As insurance companies continue to integrate AI and ML into their business practices, expect to see some of the following trends:
- Faster claim processing: Speeding up claims by automating routine parts of the process with AI could be a key strategy for companies struggling to keep customers in an increasingly pricey market.
- Mixed transparency: Some insurers will proudly put their AI credentials front and center; others might choose to take a more discreet approach to AI.
- Experiments in pricing: As AI helps insurers cut closer to accuracy with detailed customer profiles, you might see your quotes from various insurers go up or down – depending on how they’ve chosen to deploy AI.

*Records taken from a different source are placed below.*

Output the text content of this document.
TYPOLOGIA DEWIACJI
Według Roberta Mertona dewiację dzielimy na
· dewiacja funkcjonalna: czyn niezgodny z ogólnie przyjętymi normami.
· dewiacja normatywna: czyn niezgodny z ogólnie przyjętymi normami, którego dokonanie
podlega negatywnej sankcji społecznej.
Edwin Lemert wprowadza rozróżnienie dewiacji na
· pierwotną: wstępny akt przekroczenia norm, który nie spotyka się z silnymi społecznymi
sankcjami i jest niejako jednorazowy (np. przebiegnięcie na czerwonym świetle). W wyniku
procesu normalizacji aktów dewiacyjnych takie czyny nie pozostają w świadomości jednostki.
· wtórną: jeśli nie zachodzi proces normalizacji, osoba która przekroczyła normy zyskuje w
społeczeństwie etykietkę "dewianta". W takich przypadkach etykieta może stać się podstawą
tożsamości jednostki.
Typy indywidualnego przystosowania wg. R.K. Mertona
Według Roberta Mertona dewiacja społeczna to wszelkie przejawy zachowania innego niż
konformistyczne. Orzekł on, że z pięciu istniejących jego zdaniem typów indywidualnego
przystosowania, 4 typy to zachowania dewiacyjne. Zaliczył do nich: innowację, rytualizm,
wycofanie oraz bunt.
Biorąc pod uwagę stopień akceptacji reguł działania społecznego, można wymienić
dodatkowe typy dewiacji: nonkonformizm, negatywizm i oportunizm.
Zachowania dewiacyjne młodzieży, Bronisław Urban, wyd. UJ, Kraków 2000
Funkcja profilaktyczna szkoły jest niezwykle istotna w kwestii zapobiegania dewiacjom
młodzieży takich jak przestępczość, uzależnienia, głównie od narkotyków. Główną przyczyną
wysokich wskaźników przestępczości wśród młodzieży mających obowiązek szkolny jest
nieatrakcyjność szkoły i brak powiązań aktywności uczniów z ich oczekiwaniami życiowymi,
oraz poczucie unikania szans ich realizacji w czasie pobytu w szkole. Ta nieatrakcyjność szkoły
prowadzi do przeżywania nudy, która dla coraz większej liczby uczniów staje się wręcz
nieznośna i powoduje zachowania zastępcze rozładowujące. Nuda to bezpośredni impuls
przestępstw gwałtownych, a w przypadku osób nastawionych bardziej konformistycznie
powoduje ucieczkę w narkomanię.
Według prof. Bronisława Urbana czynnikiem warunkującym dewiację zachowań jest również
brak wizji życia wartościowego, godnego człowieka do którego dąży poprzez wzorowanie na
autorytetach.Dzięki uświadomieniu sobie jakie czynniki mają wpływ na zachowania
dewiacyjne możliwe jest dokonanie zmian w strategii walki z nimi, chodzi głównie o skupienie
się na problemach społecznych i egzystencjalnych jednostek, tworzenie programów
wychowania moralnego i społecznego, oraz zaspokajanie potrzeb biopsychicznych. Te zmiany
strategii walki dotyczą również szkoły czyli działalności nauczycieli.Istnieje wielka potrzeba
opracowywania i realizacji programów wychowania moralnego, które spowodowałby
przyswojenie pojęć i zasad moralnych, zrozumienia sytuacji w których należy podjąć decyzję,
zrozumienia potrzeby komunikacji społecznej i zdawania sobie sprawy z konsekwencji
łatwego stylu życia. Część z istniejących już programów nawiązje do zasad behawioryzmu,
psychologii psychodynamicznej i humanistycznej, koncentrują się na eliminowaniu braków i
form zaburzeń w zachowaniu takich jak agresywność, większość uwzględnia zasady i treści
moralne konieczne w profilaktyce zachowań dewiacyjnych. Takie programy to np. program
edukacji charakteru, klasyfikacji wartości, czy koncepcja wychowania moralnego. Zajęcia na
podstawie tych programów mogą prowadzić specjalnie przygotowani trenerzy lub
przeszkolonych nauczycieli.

- Personalized coverage: There’s a lot of buzz about the potential of AI to offer new types of coverage tailored to the individual needs of each customer, rather than a one-size-fits-all policy. This could look like individualized endorsements, discounts or coverage limits.
- Conversations around bias: Insurers and regulators are both working to determine what responsible AI use looks like and how to make sure companies follow best practices for governance.
One thing’s for sure: AI is here to stay in the insurance industry. But so are humans. For each of these new frontiers of AI-driven insurance, AI tools will need human intelligence to program, check and steer their operation.